Alex: I disagree with this last statement. Influence need not be thick and indeed is often somewhat thin, although thickness usually has influence. "Power" is ambiguous and, as far as I know, doesn't have a specific technical meaning.
Well, I probably should have put that they are related concepts.
However, I'm trying to keep these pages simple, and for beginners. When I refer them to Sensei's, I want them to find easy-to-understand definitions, and I'm finding more and more that this isn't the case.
It's still a draft, and it's still being written, but I'd appreciate your comments in the discussion section.
I've had a long period struggling with the differences between these concepts. I'm not saying I know the truth by now, but I do have a much more comfortable understanding now.
If you bring back the purpose of the game to: put more living stones on the board thatn the opponent then everything comes down to making your existing stones stable and create areas where you can put more stones. Hence,
LIFE means stones that will remain.
TERRITORY is empty area that can be filled with stones
THICKNESS (or strength) is stones that are likely to remain
INFLUENCE is empty area that likely will be filled with stones
A living group makes territory. A thick group exerts influence.

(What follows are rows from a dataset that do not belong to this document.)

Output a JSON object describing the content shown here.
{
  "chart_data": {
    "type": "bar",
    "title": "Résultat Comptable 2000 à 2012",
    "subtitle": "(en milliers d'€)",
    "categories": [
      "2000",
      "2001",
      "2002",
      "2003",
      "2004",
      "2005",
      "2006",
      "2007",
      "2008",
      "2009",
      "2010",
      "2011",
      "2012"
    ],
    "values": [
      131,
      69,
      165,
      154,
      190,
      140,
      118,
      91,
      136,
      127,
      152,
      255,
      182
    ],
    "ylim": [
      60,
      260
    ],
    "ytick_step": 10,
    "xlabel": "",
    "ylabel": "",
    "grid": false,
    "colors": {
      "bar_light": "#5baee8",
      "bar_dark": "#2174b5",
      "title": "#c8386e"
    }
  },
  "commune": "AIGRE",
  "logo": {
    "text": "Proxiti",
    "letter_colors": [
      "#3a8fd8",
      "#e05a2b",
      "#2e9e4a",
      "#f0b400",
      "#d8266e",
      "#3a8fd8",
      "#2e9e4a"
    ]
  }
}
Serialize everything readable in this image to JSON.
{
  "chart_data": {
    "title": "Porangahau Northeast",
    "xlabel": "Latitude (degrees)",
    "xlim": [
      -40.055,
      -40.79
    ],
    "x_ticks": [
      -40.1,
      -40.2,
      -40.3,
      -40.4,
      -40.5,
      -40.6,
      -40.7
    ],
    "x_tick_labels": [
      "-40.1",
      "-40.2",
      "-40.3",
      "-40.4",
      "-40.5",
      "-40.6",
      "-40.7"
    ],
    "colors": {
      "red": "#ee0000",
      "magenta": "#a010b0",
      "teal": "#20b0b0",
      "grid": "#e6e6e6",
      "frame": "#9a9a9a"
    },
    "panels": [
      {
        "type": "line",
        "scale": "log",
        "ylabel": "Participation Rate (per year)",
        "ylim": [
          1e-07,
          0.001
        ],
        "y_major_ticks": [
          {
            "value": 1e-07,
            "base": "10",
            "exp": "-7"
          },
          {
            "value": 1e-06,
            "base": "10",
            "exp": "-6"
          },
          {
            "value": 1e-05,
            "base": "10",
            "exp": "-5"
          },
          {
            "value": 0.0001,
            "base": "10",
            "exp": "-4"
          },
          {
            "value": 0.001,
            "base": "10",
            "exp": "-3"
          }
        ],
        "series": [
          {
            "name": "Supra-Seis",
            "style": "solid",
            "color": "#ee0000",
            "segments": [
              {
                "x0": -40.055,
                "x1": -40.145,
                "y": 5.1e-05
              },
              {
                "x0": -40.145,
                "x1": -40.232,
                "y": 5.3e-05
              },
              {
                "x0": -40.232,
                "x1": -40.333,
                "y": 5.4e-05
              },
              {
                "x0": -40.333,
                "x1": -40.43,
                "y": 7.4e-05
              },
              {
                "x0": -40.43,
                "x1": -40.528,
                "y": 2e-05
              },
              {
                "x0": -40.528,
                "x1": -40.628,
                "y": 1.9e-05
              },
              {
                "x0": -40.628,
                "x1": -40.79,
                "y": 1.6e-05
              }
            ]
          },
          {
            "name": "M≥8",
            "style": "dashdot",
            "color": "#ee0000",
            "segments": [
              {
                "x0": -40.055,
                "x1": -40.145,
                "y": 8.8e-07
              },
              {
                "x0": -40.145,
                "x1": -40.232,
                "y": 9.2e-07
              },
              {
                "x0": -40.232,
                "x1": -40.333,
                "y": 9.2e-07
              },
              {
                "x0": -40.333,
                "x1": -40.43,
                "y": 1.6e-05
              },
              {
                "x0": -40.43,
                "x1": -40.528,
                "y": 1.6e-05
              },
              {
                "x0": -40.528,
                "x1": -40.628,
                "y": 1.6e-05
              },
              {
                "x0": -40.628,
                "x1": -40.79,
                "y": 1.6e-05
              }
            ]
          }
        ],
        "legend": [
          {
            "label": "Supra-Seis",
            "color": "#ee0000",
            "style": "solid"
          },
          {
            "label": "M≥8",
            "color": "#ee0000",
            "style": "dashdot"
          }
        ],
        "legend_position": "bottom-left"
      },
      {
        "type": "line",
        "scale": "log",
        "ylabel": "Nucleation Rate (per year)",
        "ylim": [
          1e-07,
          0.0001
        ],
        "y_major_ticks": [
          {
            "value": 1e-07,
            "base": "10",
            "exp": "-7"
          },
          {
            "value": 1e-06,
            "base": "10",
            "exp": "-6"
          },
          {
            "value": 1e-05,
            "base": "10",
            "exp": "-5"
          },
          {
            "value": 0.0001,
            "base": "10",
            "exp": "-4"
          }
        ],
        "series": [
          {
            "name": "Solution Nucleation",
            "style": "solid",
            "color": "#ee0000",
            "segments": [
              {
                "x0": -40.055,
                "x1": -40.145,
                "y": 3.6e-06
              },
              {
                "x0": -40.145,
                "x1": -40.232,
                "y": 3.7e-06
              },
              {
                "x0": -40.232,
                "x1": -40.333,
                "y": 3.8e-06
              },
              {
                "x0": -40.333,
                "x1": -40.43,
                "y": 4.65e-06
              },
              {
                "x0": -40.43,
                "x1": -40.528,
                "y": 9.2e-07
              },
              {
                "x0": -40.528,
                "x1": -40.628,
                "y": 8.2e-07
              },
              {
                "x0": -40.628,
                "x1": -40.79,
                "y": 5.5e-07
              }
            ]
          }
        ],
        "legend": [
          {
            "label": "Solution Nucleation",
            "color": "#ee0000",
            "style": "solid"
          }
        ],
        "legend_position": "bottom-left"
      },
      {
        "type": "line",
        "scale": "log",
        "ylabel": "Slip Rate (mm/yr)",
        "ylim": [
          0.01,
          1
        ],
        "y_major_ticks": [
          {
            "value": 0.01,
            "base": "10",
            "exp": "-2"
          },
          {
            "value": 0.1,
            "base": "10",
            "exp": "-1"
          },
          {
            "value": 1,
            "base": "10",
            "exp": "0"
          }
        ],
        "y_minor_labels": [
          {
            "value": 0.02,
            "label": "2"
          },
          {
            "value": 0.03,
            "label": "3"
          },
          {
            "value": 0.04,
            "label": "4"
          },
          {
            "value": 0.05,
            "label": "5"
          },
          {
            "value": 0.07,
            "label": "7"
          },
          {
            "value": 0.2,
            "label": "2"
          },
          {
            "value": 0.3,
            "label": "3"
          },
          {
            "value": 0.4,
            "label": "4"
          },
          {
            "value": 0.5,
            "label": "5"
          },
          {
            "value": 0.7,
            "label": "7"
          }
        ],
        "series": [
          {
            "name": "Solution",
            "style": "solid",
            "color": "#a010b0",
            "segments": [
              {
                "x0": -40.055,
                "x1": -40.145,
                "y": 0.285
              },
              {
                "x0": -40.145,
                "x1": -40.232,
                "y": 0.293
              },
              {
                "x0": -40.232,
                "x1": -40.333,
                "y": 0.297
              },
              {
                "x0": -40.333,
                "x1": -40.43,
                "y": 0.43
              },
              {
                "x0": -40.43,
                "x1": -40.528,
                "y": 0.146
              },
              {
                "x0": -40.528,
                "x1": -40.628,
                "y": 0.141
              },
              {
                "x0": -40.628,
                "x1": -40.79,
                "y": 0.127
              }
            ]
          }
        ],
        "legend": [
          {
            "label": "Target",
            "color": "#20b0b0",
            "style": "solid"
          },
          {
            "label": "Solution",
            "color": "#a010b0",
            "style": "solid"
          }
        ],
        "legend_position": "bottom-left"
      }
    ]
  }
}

Eyespace is what makes these concepts interfere: you need some territory behind the lines to speak of life. But basically the above relationships apply.
I like your definitions. I think that most beginners have a relative idea (if incorrect) idea that alive stones have two eyes. I like classifying dead stones as "stones that can be captured." The corollary is that alive stones are "stones that can't be captured."
Territory, I think they also understand, but they sort of get mixed up between moyo and territory.
Thickness and influence, at least at our club, are terms that are thrown around a lot, but not really explained.
Anyway, I appreciate the comments, and I'll update the pages (and hopefully simplify them) as I hear more feedback from the beginners...
Hicham: Imagine a handicap 9 game. The handicap stones dertainly exert influence throughout the whole board, but you can't possibly call them thick?
Alex: An even better example might be kikashi. Quite often, the kikashi stones provide influence, which is what makes them useful. No one would consider a kikashi stone thick, however.
Thick stones are unlikely to die, whereas influence is simply about gaining an advantage in nearby fighting. Kikashi stones can provide an advantage in fighting, so they have influence, but that influence usually takes the form of sacrificing the kikashi stones to gain that advantage.